The Phonetic Analysis of Speech Corpora

Chapter 7. Electropalatography

Download 1.58 Mb.

Page	17/30
Date	29.01.2017
Size	1.58 Mb.
	#11978

1 ... 13 14 15 16 17 18 19 20 ... 30

Chapter 7. Electropalatography
7.1. Palatography and electropalatography

Palatography is the general term given to the experimental technique for obtaining records of where the tongue makes a contact with the roof of the mouth. The earliest types of palatographic techniques were static allowing recordings to be made of a single consonant typically produced between vowels. In static palatography, which is still very useful especially in fieldwork (Ladefoged, 2003), the roof of the mouth is coated in a mixture of olive oil and powdered charcoal and the subject produces a consonant.

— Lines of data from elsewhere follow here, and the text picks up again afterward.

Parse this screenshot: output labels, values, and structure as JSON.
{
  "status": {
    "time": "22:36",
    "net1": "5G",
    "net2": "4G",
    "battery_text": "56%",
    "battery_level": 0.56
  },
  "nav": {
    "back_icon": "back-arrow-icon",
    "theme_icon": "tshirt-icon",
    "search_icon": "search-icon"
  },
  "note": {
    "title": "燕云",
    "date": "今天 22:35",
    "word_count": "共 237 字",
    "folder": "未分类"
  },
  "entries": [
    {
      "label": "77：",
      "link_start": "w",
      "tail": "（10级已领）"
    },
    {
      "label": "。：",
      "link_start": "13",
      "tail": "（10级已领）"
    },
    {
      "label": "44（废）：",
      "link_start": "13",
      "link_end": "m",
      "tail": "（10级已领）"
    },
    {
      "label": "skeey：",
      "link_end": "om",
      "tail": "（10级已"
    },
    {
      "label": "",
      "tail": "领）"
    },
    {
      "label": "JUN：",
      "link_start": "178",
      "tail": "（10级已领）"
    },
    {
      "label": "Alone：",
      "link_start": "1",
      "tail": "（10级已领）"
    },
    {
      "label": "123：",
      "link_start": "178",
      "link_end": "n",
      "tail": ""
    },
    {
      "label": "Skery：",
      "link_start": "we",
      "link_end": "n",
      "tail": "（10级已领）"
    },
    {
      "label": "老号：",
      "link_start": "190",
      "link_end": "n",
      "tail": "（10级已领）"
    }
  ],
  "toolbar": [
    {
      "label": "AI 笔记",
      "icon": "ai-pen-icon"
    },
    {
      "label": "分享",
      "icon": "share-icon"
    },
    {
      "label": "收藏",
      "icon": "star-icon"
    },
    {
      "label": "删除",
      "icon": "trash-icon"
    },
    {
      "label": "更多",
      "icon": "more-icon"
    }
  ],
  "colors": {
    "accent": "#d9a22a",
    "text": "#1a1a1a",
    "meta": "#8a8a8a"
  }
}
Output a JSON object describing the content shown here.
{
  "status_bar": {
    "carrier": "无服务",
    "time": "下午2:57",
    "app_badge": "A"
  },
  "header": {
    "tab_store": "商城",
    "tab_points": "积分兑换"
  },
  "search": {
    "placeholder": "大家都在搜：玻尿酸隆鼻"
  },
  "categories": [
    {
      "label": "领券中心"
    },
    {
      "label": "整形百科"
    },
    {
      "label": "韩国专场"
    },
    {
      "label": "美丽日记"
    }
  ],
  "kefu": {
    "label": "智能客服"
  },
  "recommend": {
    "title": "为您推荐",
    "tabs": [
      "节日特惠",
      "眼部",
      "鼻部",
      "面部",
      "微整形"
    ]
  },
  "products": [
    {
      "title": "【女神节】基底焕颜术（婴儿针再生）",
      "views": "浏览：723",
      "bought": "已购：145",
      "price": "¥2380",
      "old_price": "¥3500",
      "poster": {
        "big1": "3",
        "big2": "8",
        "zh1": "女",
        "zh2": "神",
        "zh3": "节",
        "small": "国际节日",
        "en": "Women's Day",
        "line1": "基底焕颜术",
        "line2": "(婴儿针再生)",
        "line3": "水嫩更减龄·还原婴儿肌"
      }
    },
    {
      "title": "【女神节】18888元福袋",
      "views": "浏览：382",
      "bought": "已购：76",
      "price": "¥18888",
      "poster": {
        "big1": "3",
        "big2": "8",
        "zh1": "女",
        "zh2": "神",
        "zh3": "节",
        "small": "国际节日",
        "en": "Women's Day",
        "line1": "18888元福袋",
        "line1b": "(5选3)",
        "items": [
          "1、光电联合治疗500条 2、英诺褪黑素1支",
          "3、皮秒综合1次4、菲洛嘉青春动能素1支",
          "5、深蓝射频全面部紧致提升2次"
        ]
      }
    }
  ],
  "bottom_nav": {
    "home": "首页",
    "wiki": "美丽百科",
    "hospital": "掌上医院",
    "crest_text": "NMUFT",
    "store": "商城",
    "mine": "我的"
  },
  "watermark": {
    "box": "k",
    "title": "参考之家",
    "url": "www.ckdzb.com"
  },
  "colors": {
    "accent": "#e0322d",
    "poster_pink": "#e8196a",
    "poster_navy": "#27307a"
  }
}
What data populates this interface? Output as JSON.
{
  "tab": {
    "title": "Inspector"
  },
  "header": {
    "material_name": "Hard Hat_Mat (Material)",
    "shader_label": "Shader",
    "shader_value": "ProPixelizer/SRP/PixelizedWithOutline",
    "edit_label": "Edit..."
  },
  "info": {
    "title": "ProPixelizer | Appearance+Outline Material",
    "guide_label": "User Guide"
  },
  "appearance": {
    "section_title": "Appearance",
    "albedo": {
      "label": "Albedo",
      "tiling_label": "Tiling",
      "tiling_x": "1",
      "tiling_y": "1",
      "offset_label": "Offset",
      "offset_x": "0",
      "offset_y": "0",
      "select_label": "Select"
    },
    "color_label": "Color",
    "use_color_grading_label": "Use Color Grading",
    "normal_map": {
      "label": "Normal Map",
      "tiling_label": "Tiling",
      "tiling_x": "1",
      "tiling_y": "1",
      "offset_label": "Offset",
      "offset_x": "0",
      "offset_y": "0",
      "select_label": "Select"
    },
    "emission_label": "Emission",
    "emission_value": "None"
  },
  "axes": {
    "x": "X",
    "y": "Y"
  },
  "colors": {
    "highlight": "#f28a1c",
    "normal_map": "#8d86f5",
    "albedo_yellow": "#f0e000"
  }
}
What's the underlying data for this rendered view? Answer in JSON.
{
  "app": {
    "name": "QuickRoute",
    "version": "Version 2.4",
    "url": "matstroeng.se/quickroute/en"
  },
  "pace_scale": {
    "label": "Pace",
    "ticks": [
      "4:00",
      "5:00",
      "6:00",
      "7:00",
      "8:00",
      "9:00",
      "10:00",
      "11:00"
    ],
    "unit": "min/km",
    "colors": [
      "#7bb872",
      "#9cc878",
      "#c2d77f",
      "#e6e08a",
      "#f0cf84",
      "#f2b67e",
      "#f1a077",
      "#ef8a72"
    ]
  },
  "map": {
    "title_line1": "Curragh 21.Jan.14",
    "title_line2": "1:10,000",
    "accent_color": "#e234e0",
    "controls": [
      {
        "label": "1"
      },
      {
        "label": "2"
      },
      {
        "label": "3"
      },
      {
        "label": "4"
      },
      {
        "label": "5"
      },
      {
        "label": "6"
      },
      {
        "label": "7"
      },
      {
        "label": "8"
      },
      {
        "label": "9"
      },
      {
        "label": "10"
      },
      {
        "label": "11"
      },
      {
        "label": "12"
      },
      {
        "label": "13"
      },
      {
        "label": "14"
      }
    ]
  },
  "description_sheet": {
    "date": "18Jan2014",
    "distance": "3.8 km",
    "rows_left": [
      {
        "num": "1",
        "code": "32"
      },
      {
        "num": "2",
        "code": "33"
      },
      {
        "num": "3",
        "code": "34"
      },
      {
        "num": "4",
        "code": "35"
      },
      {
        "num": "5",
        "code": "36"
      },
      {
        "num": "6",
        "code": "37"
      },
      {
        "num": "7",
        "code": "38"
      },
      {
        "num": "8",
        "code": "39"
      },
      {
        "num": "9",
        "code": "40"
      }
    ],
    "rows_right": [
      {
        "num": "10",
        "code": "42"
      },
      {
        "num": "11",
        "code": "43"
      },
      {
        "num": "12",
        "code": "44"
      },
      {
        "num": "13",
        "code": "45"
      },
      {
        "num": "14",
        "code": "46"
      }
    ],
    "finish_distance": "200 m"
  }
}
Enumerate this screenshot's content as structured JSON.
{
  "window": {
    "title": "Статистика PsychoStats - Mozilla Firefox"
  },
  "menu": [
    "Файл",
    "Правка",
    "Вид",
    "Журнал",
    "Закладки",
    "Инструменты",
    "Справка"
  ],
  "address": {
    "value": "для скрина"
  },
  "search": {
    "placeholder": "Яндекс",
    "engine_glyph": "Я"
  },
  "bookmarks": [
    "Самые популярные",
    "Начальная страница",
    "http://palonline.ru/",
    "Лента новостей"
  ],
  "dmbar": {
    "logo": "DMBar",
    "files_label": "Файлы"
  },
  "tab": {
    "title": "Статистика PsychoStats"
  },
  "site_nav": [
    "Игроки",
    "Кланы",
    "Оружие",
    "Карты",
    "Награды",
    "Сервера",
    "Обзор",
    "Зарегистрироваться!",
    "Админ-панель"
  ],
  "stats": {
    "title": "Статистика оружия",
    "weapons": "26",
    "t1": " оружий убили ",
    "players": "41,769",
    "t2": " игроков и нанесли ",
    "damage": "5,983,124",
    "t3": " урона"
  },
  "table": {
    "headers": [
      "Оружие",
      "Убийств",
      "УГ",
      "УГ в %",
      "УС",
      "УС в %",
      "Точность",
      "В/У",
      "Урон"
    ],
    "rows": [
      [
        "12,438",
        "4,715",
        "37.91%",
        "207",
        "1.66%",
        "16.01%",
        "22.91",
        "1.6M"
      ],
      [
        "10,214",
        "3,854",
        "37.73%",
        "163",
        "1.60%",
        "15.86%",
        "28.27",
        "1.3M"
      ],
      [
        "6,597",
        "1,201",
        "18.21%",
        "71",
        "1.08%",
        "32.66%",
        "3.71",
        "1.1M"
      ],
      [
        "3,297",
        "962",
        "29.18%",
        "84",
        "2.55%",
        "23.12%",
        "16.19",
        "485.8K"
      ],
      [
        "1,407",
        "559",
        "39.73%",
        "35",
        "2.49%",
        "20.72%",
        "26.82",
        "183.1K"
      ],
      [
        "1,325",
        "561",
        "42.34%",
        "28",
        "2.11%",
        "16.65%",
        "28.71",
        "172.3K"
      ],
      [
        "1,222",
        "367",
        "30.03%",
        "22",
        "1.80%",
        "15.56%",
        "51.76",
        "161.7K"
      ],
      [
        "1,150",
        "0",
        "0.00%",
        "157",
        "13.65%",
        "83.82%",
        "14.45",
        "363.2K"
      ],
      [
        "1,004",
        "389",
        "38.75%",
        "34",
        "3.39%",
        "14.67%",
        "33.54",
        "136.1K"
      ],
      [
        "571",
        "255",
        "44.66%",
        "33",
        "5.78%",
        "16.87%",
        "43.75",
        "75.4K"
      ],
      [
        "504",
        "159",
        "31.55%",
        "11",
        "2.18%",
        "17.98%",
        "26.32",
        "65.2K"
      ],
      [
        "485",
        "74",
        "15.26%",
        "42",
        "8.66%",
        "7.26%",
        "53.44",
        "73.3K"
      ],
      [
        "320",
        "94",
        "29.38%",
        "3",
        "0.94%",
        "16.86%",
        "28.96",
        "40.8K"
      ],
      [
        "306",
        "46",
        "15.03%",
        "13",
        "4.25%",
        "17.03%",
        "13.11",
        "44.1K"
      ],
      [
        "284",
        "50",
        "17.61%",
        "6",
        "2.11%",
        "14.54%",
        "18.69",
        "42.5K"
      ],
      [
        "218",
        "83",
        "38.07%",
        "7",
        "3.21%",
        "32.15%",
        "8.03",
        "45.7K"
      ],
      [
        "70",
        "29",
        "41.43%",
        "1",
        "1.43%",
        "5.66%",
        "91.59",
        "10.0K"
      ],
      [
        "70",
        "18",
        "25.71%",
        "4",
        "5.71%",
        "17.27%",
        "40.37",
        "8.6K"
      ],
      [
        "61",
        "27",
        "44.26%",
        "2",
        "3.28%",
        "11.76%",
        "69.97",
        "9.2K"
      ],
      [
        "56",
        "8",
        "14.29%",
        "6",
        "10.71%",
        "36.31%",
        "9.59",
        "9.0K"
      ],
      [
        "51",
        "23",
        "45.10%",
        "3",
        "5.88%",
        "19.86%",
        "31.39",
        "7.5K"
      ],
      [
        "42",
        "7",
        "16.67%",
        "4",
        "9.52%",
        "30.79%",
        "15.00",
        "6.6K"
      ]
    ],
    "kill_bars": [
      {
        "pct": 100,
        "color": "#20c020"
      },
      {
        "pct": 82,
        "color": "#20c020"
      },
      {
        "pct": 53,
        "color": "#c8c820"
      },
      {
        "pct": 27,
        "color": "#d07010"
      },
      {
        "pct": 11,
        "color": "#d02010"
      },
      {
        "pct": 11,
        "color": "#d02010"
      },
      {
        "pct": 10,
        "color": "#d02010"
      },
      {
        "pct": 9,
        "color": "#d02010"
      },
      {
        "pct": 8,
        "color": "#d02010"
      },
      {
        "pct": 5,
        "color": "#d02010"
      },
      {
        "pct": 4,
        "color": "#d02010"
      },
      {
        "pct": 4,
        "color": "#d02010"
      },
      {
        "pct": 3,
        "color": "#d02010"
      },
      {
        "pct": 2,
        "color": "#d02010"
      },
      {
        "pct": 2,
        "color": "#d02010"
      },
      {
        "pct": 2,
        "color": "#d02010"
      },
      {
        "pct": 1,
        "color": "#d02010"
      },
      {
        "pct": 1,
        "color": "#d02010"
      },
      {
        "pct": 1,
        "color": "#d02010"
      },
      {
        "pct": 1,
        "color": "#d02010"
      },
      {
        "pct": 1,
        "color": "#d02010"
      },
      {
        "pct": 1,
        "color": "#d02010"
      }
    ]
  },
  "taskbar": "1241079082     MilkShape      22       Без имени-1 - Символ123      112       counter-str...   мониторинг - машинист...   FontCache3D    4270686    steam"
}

Details of the consonant's place of articulation and stricture are obtained from a photograph taken of the roof of the mouth showing where the powder was wiped-off and sometimes also of the tongue (which is coated in the powder at the point where tongue-palate contact was made). Dynamic electropalatography (Hardcastle, 1972; Hardcastle et al., 1991) is an extension of this technique in which tongue-palate contacts are recorded as a function of time. In dynamic palatography, an acrylic palate is custom-made for each subject and fixed to the roof of the mouth using clasps placed over the teeth. The palate is very thin and contains a number of electrodes that are exposed to the surface of the tongue (Fig. 7.1).

Fig. 7.1 about here
Each electrode is connected to a wire and all the wires from the electrodes are passed out of the corner of the subject's mouth in two bundles. The wires are fed into a processing unit whose job it is to detect whether or not there is electrical activity in any of the electrodes. The choice is binary in all cases: either there is activity or there is not. Electrical activity is registered whenever the tongue surface touches an electrode because this closes an electrical circuit that is created by means of a small electrical current passed through the subject's body via a hand-held electrode.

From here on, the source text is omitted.